The next morning we continued in the footsteps of Edward I and his conquest of Wales when we checked out Harlech Castle, which is in a most magnificent setting. Perched on a crag, overlooking Tremadog Bay, with the Snowdonia mountains in the distance. I stood atop the Castle's western wall, looking out to the sea. As I did so I was caught by a memory of an etching that shows the sea lapping up almost to the floor the castle walls. This confused me but Dave put my mind to ease. In the centuries since the castle was built the sea had receded a kilometre to the west. Scanning the land and beach below, trying to imagine them as a seabed 50 metres below sea level I remarked that the Langford flat looks like a toy.

"That's why the people of the old town call our estate 'Lego'" Hazel told me.

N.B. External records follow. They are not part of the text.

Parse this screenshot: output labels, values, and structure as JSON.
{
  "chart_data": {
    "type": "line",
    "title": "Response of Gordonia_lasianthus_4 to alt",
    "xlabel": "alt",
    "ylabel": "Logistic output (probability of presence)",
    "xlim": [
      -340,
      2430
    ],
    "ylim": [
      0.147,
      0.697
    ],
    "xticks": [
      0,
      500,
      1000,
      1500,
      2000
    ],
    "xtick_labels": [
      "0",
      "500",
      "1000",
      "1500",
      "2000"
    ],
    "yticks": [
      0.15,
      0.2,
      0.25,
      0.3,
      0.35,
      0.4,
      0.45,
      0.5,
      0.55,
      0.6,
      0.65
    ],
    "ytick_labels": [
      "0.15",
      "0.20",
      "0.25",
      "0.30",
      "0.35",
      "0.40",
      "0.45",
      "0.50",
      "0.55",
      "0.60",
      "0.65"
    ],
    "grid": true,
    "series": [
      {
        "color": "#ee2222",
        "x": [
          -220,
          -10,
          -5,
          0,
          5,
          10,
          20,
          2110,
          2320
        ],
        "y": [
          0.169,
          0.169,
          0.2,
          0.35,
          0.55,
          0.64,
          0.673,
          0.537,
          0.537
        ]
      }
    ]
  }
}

Our time in Harlech was almost up and all that remained was for us to accompany Dave and Hazel to the local supermarket. Hazel had a small list of items required for that night's meal, and as we approached the supermarket she asked Dave to get an onion. Entering the building Dave surveyed the scene, and took a few steps toward the off-license.

"An onion, Dave!"

As he did an about-face Dave mumbled something about hoping Martin Hoare doesn't hear about this.

Dave, Wendy, and I wandered around the supermarket, chatting and looking for onions. Eventually we found them in a tray that had been placed at an angle. Dave reached out and picked up an onion. And an avalanche began. There was only a slight movement at first. An onion fell to the floor, followed by another. Then three rolled forward, and all hell broke loose. Dave's hand shot back and forth across the plane in short, sharp movements, trying to stop the momentum. And it worked. Dave relaxed, only to find that this had been only a temporary halt in the proceedings.

By the time the last onion had hit the floor Hazel was on the scene. She looked around, shock her head from side to side, said, "At least you made Wendy laugh," and just kept walking.

"It was like being attacked by klingons," Dave said as we helped him clean up the mess.

It was at that point that Wendy and I bade our farewells, got into our car, and began our drive to Birmingham.

**********

Three days later we were back in London, timing our arrival for the Wellington met. I was standing chatting to Mike Dickinson, when I heard Wendy call me. She was standing next to a chap I didn't recognise. "This is Martin Hoare," she yelled over the din. I stood there for a moment, wondering if I really wanted to go over and say hi. In my mind was the idea that to actually meet Martin Hoare would be to take something away from Dave's stories. Then I realised that just seeing the chap in the flesh has spoilt the myth. "Excuse me," I said to Mike and began mentally rehearsing my first line to Martin. But he proved that he could read my mind and beat me to the punch. "It's all lies."